The agreement was reached between the head of Rosselkhoznadzor, Sergei Dankvert, and acting head of the Directorate General for Health and Food Safety of European Commission (EC) Ladislav Miko at the international exhibition ‘Green Week’ in Berlin, Russian officials have reported.
Russia imposed veterinary restrictions on EU countries at the beginning of 2014, banning all pork exports, following a series of outbreaks of African swine fever (ASF) in the Baltic States and Poland.
"We are starting to create a schedule of inspections for [meat production] companies in France, Hungary, Italy, Germany, Denmark and the Netherlands, which, following the abolition of the food embargo and ASF-related veterinary restrictions, will resume exports to Russia first," said Dankvert.
According to him, only the producers of pork with fourth compartment, or the highest level of biological protection, will be allowed to supply meat products to Russia.
At the same time, as explained by Alexei Alekseenko, a spokesperson for Rosselkhoznadzor, Russia is not ready to lift the ban on agricultural production and food from the EU and, in fact, such a decision is now in power of Russian veterinary body. He stated that, at Green Week, EC representatives asked Russian vets to cancel the restrictions on meat that were not in the "sanction list".
Pork products that do not fall within the scope of the embargo include pork fat, lard and offal.
Rosselkhoznadzor said that if the European Commission were to demand that Russia open its market for all European pork producers, "there would be no such opening even for these six countries".
"We cannot consider the markets of the European Union as one single market, and thus open the supply of pork and pork products to Russia [for all pork producers of the EU]. It is not possible due to the active and large-scale spread of ASF in the EU. With such an action [insisting on opening of Russian market for all countries], the EC would not only not be able to achieve its goal, but would also damage plans to open the market for the six named countries," stated the press service of Rosselkhoznadzor.

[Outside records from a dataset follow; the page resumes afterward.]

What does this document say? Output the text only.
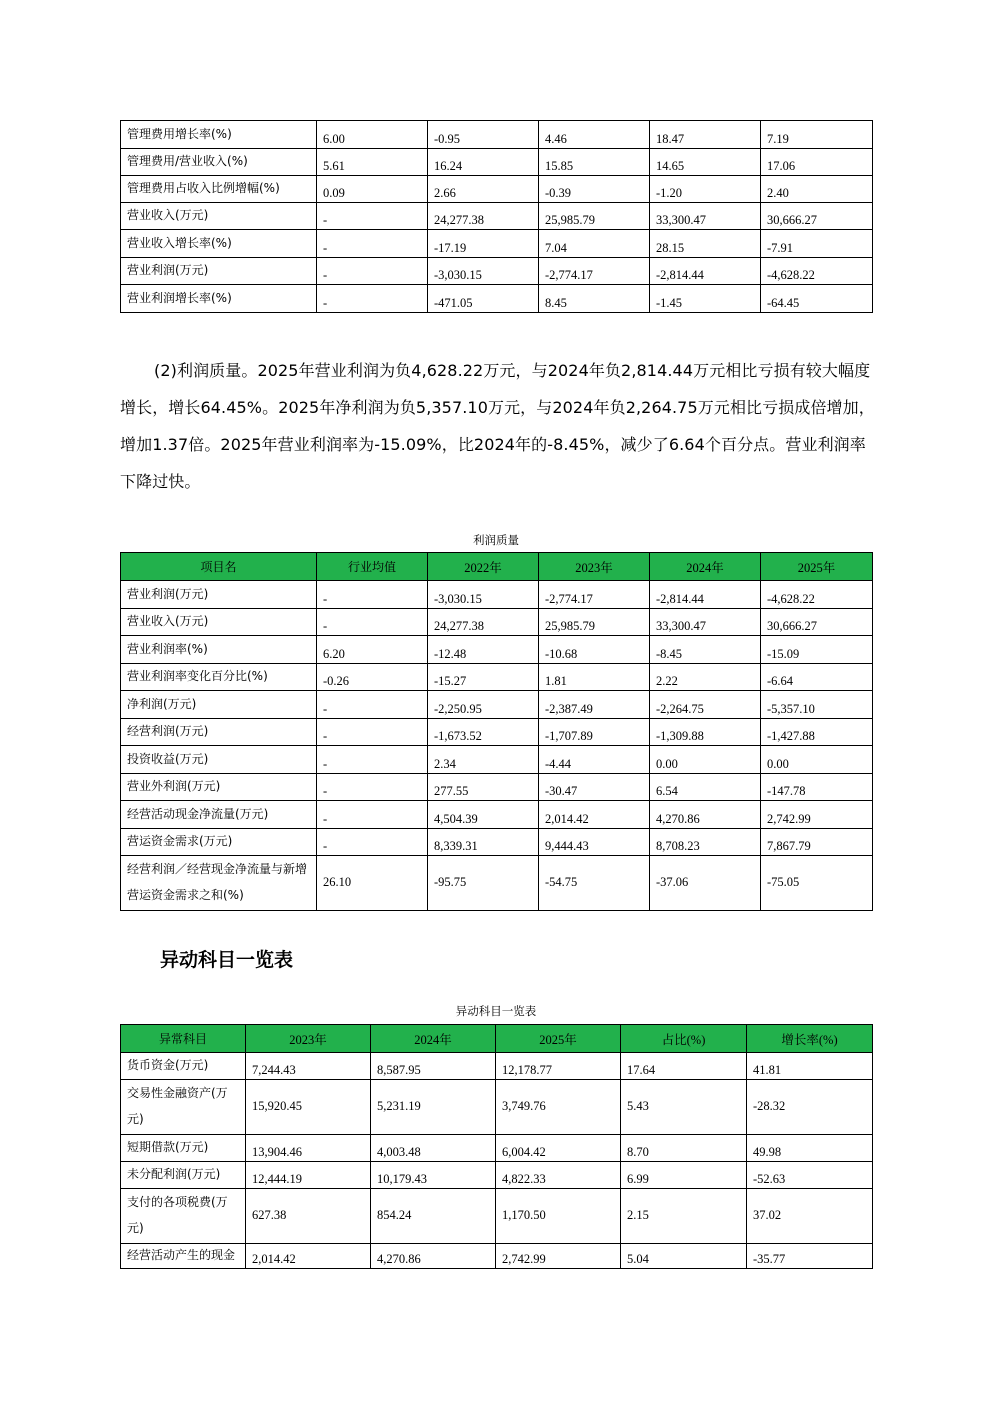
管理费用增长率(%)	6.00	-0.95	4.46	18.47	7.19
管理费用/营业收入(%)	5.61	16.24	15.85	14.65	17.06
管理费用占收入比例增幅(%)	0.09	2.66	-0.39	-1.20	2.40
营业收入(万元)	-	24,277.38	25,985.79	33,300.47	30,666.27
营业收入增长率(%)	-	-17.19	7.04	28.15	-7.91
营业利润(万元)	-	-3,030.15	-2,774.17	-2,814.44	-4,628.22
营业利润增长率(%)	-	-471.05	8.45	-1.45	-64.45
(2)利润质量。2025年营业利润为负4,628.22万元，与2024年负2,814.44万元相比亏损有较大幅度增长，增长64.45%。2025年净利润为负5,357.10万元，与2024年负2,264.75万元相比亏损成倍增加，增加1.37倍。2025年营业利润率为-15.09%，比2024年的-8.45%，减少了6.64个百分点。营业利润率下降过快。
利润质量
项目名	行业均值	2022年	2023年	2024年	2025年
营业利润(万元)	-	-3,030.15	-2,774.17	-2,814.44	-4,628.22
营业收入(万元)	-	24,277.38	25,985.79	33,300.47	30,666.27
营业利润率(%)	6.20	-12.48	-10.68	-8.45	-15.09
营业利润率变化百分比(%)	-0.26	-15.27	1.81	2.22	-6.64
净利润(万元)	-	-2,250.95	-2,387.49	-2,264.75	-5,357.10
经营利润(万元)	-	-1,673.52	-1,707.89	-1,309.88	-1,427.88
投资收益(万元)	-	2.34	-4.44	0.00	0.00
营业外利润(万元)	-	277.55	-30.47	6.54	-147.78
经营活动现金净流量(万元)	-	4,504.39	2,014.42	4,270.86	2,742.99
营运资金需求(万元)	-	8,339.31	9,444.43	8,708.23	7,867.79
经营利润／经营现金净流量与新增营运资金需求之和(%)	26.10	-95.75	-54.75	-37.06	-75.05
异动科目一览表
异动科目一览表
异常科目	2023年	2024年	2025年	占比(%)	增长率(%)
货币资金(万元)	7,244.43	8,587.95	12,178.77	17.64	41.81
交易性金融资产(万元)	15,920.45	5,231.19	3,749.76	5.43	-28.32
短期借款(万元)	13,904.46	4,003.48	6,004.42	8.70	49.98
未分配利润(万元)	12,444.19	10,179.43	4,822.33	6.99	-52.63
支付的各项税费(万元)	627.38	854.24	1,170.50	2.15	37.02
经营活动产生的现金	2,014.42	4,270.86	2,742.99	5.04	-35.77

However, Russian industry experts consider that the partial lifting of trade restrictions was a necessary step on the part of the Russian authorities. "With the announced step the embargo will not be removed – only restrictions on the supply of meat and, in the first instance, pork products that are used in Russia’s processing industry. Without this measure, many of them could go broke this year, as they have not found alternative suppliers of such products since the ban was introduced at the beginning of last year," said Russian agricultural analyst Eugene Gerden.
According to the European Livestock and Meat Trades Union (UECBV), in 2013 the EU exported around 251,000 tonnes (t) of pork fat and lard, and 96,500t of edible pork offal to Russia, which amounted to 46.7% of the total EU exports to the country for the pork sector. The value of EU these particular exports was estimated to be worth €395 million.